Pertanyaan Dua Pimpinan KPK Terkait Indeks Persepsi Korupsi Indonesia
Utama

Pertanyaan Dua Pimpinan KPK Terkait Indeks Persepsi Korupsi Indonesia

Mempertanyakan komitmen pemerintah untuk mendongkrak IPK. Indonesia menempati urutan 89 dari 180 negara yang disurvei.

Aji Prasetyo
Bacaan 2 Menit

Ditegaskan Bambang, Pemerintah pelan-pelan mencoba memperbaiki kondisi dengan menambah kesejahteraan aparat penegak hukum, seperti yang dilakukan kepada hakim. Namun, harus diakui kesejahteraan tak menjamin nihil penyimpangan. Faktanya, masih ada hakim yang tertangkap tangan KPK lantaran menerima suap. "Sekarang ada kebijakan baru tapi pola belum banyak berubah, korupsi atau suap masih terlihat, jadi kami melihat akarnya tidak hanya kesejahteraan. Akarnya itu sistem yang ada buat orang susah dapat hak," jelas Bambang.

Menteri Perencanaan Pembangunan Nasional itu menjelaskan selama ini kasus suap yang terjadi di daerah menggunakan modus yang hampir sama, yaitu bukan dari faktor kesejahteraan. Mereka mencari celah dari sistem yang sudah dibuat untuk melakukan korupsi. "Kenapa swasta susah mendapat izin? Karena sistem kita yang buat segala sesuatu rumit. Sekarang meskipun sistem sudah diperbaiki, tetapi karena sifat manusiawi ingin sesuatu yang lebih maka itu terjadi," tuturnya.

Dalam Strategi Nasional Pemberantasan Korupsi, sistem Online Single Submission (OSS) dianggap dapat membantu mencegah korupsi. Sebab, sistem tersebut memangkas birokrasi yang berbelit-belit sehingga pihak swasta bisa mendapatkan izin lebih cepat. Selain itu dalam sistem tersebut juga mencegah pertemuan secara langsung antara pemohon izin dengan pemangku kepentingan.

Sumber data IPK

Manajer Riset Riset TII Wawan Suyatmiko memaparkan dalam melakukan riset pihaknya mempunyai sembilan sumber data yang dipergunakan untuk menyusun CPI tahun 2018. Ada dua sumber data yang menyumbang kenaikan IPK Indonesia tahun 2018 yaitu Global Insight Country Risk Ratings dan PERC (Political and Economic Risk Consultancy) Asia Risk Guide.
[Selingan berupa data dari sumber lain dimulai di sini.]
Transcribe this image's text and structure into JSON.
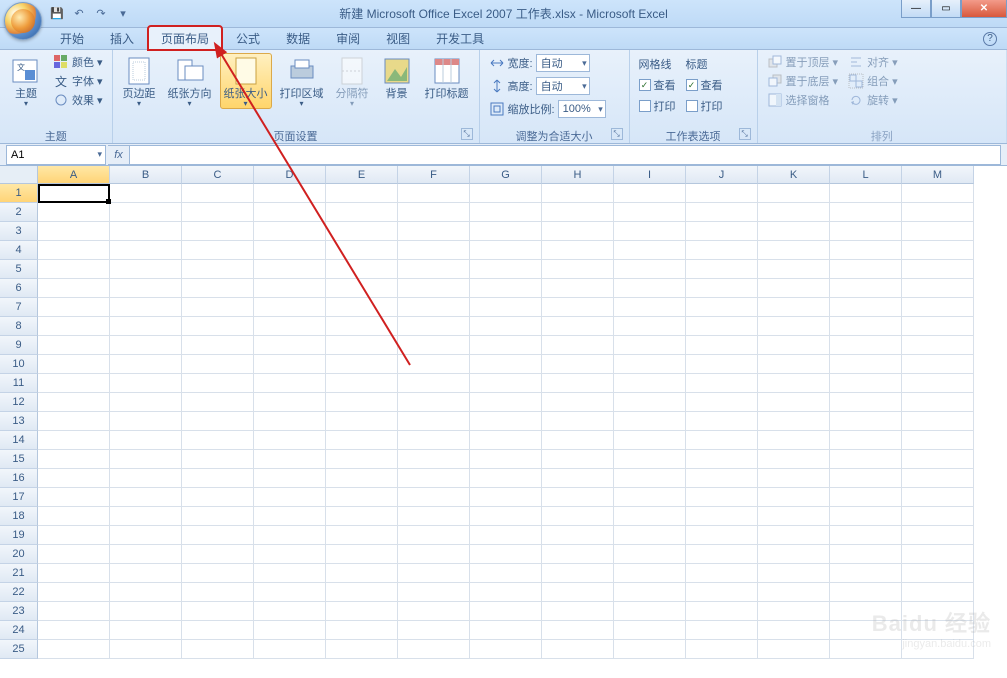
{
  "title": "新建 Microsoft Office Excel 2007 工作表.xlsx - Microsoft Excel",
  "qat": {
    "save": "💾",
    "undo": "↶",
    "redo": "↷",
    "more": "▾"
  },
  "tabs": [
    "开始",
    "插入",
    "页面布局",
    "公式",
    "数据",
    "审阅",
    "视图",
    "开发工具"
  ],
  "active_tab_index": 2,
  "ribbon": {
    "theme": {
      "label": "主题",
      "main": "主题",
      "colors": "颜色",
      "fonts": "字体",
      "effects": "效果"
    },
    "pagesetup": {
      "label": "页面设置",
      "margins": "页边距",
      "orientation": "纸张方向",
      "size": "纸张大小",
      "printarea": "打印区域",
      "breaks": "分隔符",
      "background": "背景",
      "titles": "打印标题"
    },
    "scale": {
      "label": "调整为合适大小",
      "width_label": "宽度:",
      "width_value": "自动",
      "height_label": "高度:",
      "height_value": "自动",
      "scale_label": "缩放比例:",
      "scale_value": "100%"
    },
    "sheetopts": {
      "label": "工作表选项",
      "gridlines": "网格线",
      "headings": "标题",
      "view": "查看",
      "print": "打印"
    },
    "arrange": {
      "label": "排列",
      "bringfront": "置于顶层",
      "sendback": "置于底层",
      "selection": "选择窗格",
      "align": "对齐",
      "group": "组合",
      "rotate": "旋转"
    }
  },
  "name_box": "A1",
  "fx_label": "fx",
  "columns": [
    "A",
    "B",
    "C",
    "D",
    "E",
    "F",
    "G",
    "H",
    "I",
    "J",
    "K",
    "L",
    "M"
  ],
  "row_count": 25,
  "active_cell": {
    "col": 0,
    "row": 0
  },
  "watermark": {
    "big": "Baidu 经验",
    "small": "jingyan.baidu.com"
  }
}
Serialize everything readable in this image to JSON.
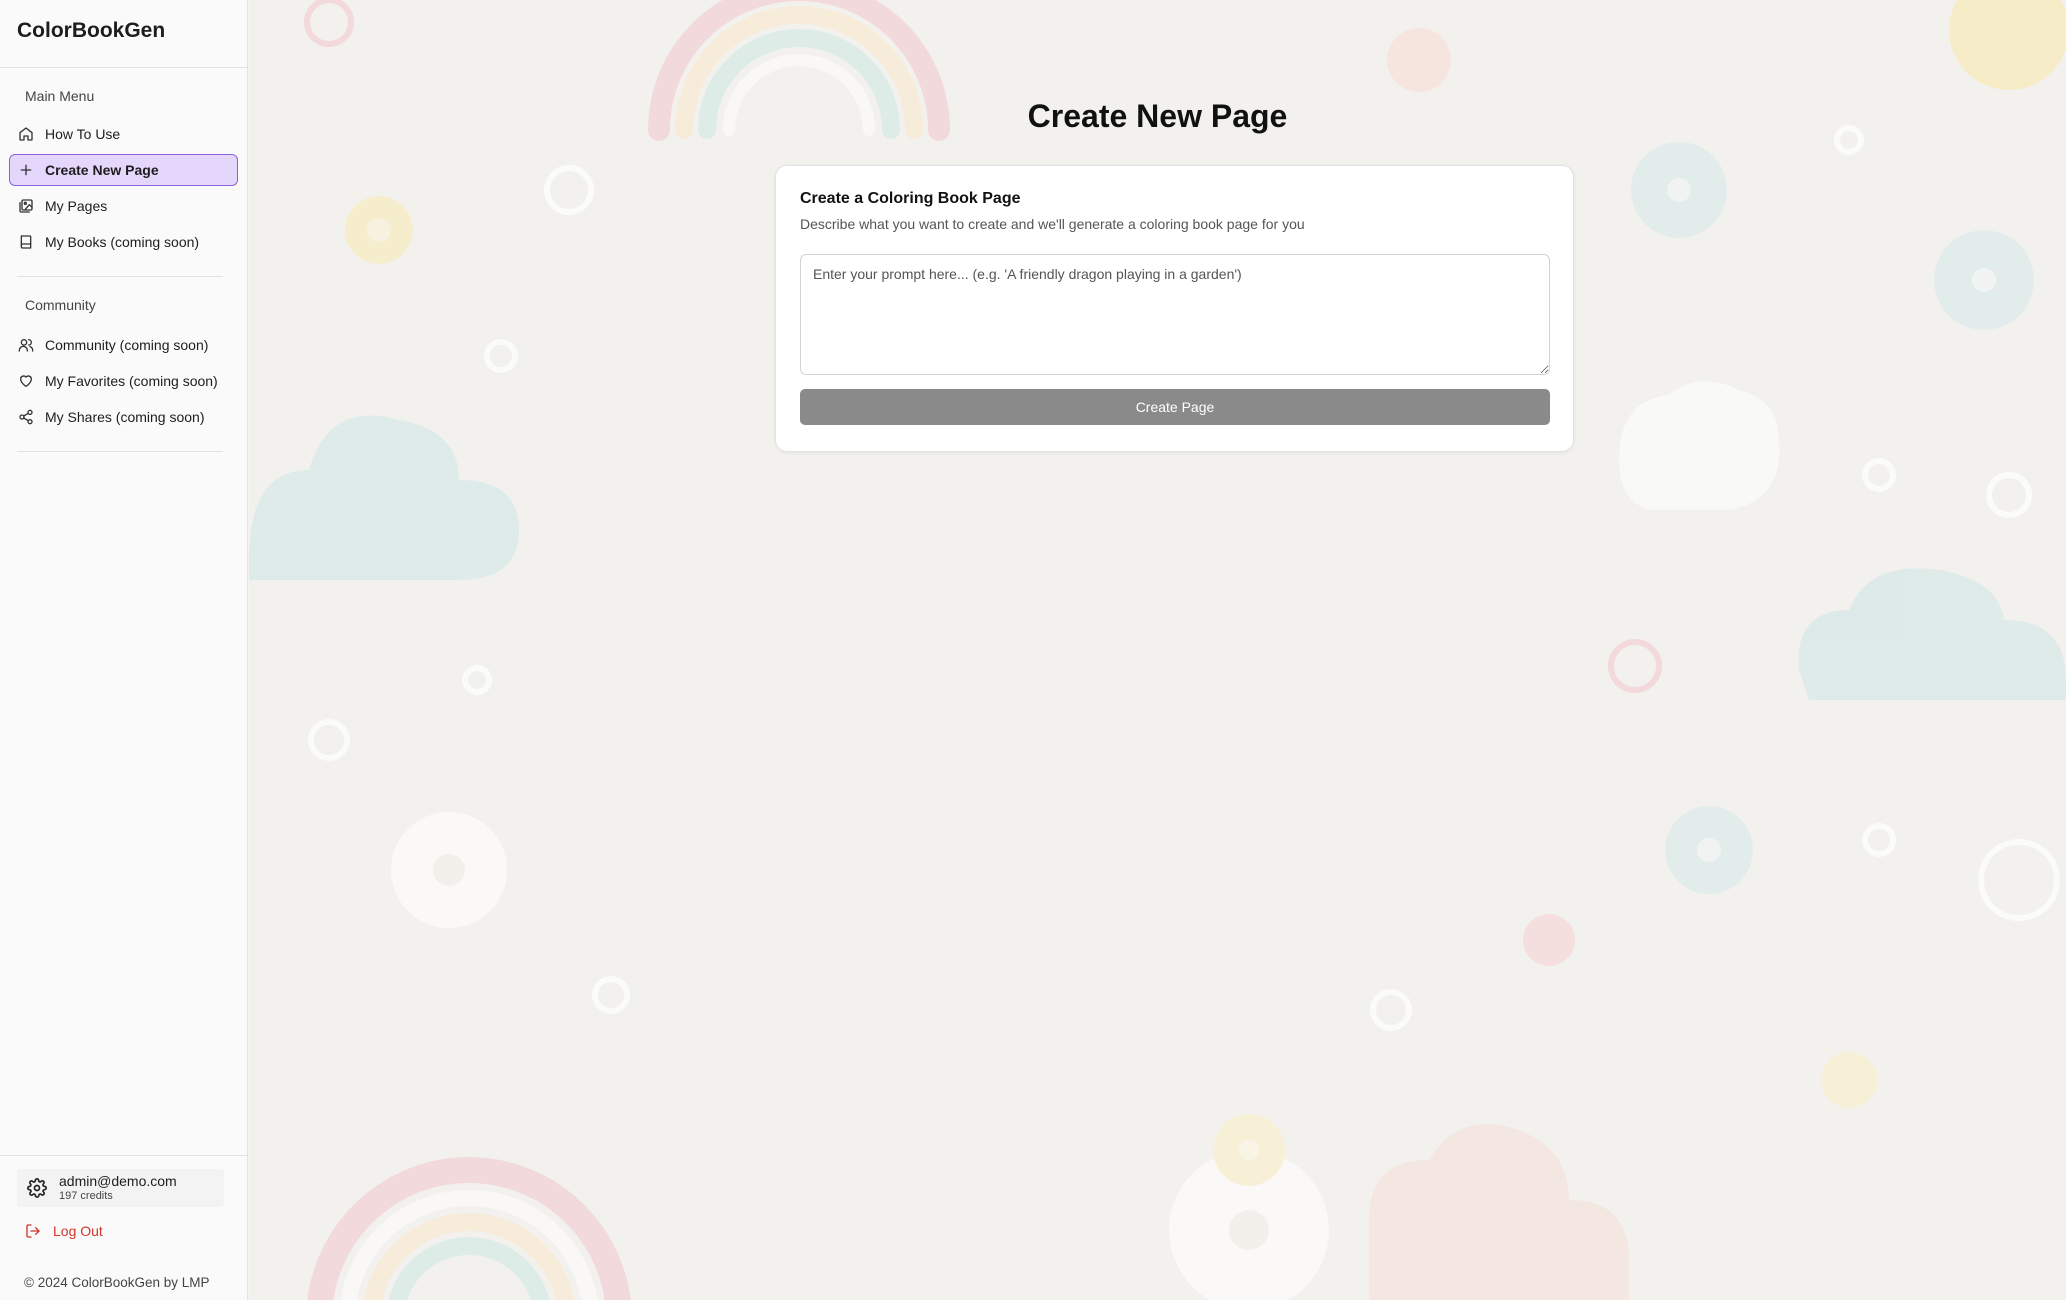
{
  "app": {
    "name": "ColorBookGen"
  },
  "sidebar": {
    "main_menu_label": "Main Menu",
    "main_items": [
      {
        "label": "How To Use",
        "icon": "home-icon",
        "active": false
      },
      {
        "label": "Create New Page",
        "icon": "plus-icon",
        "active": true
      },
      {
        "label": "My Pages",
        "icon": "images-icon",
        "active": false
      },
      {
        "label": "My Books (coming soon)",
        "icon": "book-icon",
        "active": false
      }
    ],
    "community_label": "Community",
    "community_items": [
      {
        "label": "Community (coming soon)",
        "icon": "users-icon"
      },
      {
        "label": "My Favorites (coming soon)",
        "icon": "heart-icon"
      },
      {
        "label": "My Shares (coming soon)",
        "icon": "share-icon"
      }
    ],
    "user": {
      "email": "admin@demo.com",
      "credits": "197 credits"
    },
    "logout_label": "Log Out",
    "copyright": "© 2024 ColorBookGen by LMP"
  },
  "main": {
    "title": "Create New Page",
    "card": {
      "title": "Create a Coloring Book Page",
      "description": "Describe what you want to create and we'll generate a coloring book page for you",
      "prompt_placeholder": "Enter your prompt here... (e.g. 'A friendly dragon playing in a garden')",
      "prompt_value": "",
      "button_label": "Create Page"
    }
  },
  "colors": {
    "accent_bg": "#e5d7fb",
    "accent_border": "#8b63d6",
    "logout": "#d0342c",
    "button_disabled": "#8a8a8a"
  }
}
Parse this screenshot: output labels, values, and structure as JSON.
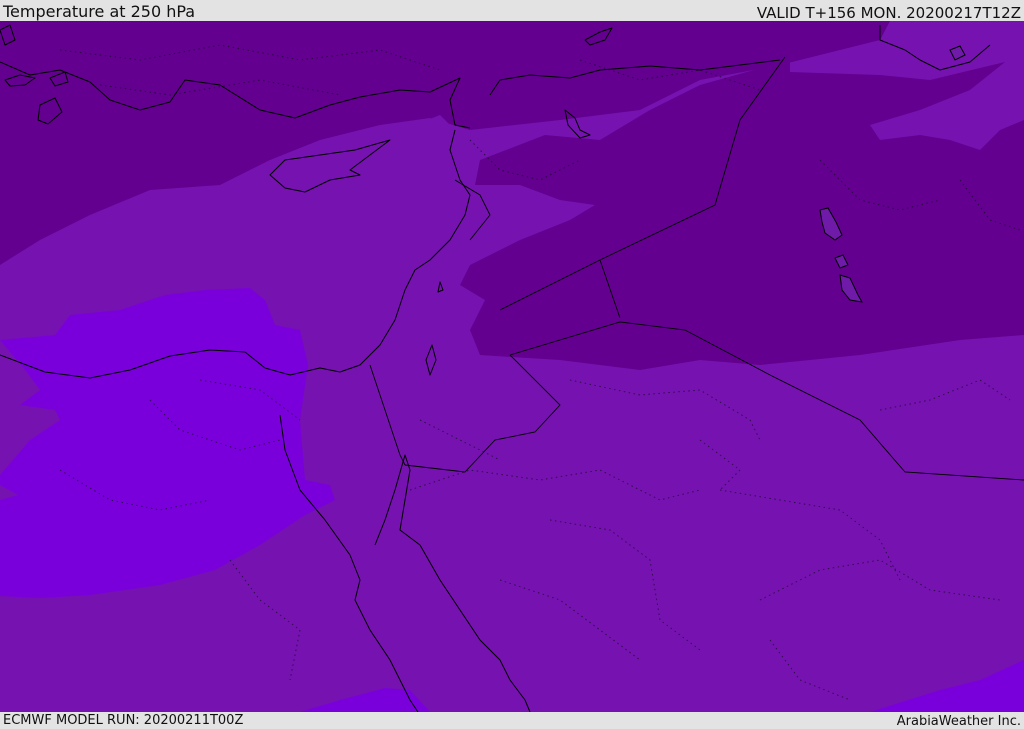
{
  "header": {
    "title": "Temperature at 250 hPa",
    "valid": "VALID T+156 MON. 20200217T12Z"
  },
  "footer": {
    "model_run": "ECMWF MODEL RUN: 20200211T00Z",
    "brand": "ArabiaWeather Inc."
  },
  "map": {
    "colors": {
      "coldest_band": "#63008f",
      "cold_band": "#7612b0",
      "mild_band": "#7a00db",
      "coastline": "#000000"
    }
  }
}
Lima sumber data memberikan skor stagnan yakni, World Economic Forum, PRS International Country Risk Guide, Bertelsmann Foundation Transform Index, Economist Intelligence Unit Country Ratings, dan World Justice Projects. Sebaliknya, pada dua sumber data, lMD World Competitiveness Yearbook, dan Varieties of Democracy Projects, terjadi penurunan.

"Kenaikan signifikan dalam Global Insight Country Risk Ratings yang terkait proses kemudahan berusaha, perizinan, dan investasi menjadi salah satu daya ungkit yang besar untuk CPI kita. Yang stagnan dan turun banyak berbicara relasi antara pebisnis dan politisi," paparnya.

(Baca juga: 12 Masalah Penghambat Kemudahan Berusaha Hasil Analisa BPHN).

Skor IPK sendiri berada dalam rentang 0-100, di mana 0 berarti negara dipersepsikan korup, sementara skor 100 berarti dipersepsikan bersih dari korupsi. Selain Indonesia, terdapat sejumlah negara yang meraih skor IPK 37 dengan peringkat 89, yakni Bosnia-Herzegovina, Srilanka, dan Swaziland.

Menurut Wawan, di tingkat negara-negara Asia Tenggara, Indonesia menduduki peringkat ke-4 di bawah Singapura yang meraih skor 85, Brunei Darussalam (63) dan Malaysia (47). Sementara skor tertinggi atau yang dipersepsikan paling bersih dari korupsi diraih oleh Denmark (88), dan Selandia Baru (87). Peringkat ketiga ada empat negara yaitu Singapura, Finlandia, Swedia dan Swiss dengan skor IPK 85.

Sementara peringkat keempat diraih Norwegia yang meraih skor 84 disusul Belanda di peringkat kelima dengan skor 82. Lima negara yang dipersepsikan paling korup di dunia adalah Yaman dan Korea Utara (14), Suriah dan Sudan Selatan (13) serta Somalia (10).